KGMAEDDI: Knowledge Graph and Molecular-Graph Masked Autoencoder for Drug-Drug Interaction Prediction

Drug-drug interaction (DDI) prediction is essential for drug development and clinical safety. Early studies mainly relied on large labeled datasets and focused on structural or sequential drug features, often overlooking topological relationships with biomedical entities such as genes, diseases, and pathways. Although recent approaches have leveraged knowledge graphs (KGs), they typically neglect molecular structural information. To address these limitations, we propose KGMAEDDI, a novel framework that integrates molecular structures and semantic knowledge from KGs for DDI prediction.

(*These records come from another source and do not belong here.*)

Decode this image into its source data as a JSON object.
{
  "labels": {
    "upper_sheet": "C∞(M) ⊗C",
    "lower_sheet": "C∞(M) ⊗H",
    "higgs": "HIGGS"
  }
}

Specifically, KGMAEDDI employs a message-passing neural network to capture intrinsic structural features of drugs and a knowledge-aware attention network to extract semantic-rich representations from KGs. These representations are fused via a reconstruction-driven feature fusion module that combines a masked autoencoder and bi-directional cross-attention. This design enforces mutual reconstruction between modalities, thereby aligning structural and semantic embeddings in a shared latent space. We evaluate KGMAEDDI on the DrugBank dataset under both binary and multi-class settings. Experimental results show that KGMAEDDI consistently outperforms state-of-the-art baselines, validating its effectiveness in modeling complex drug interactions.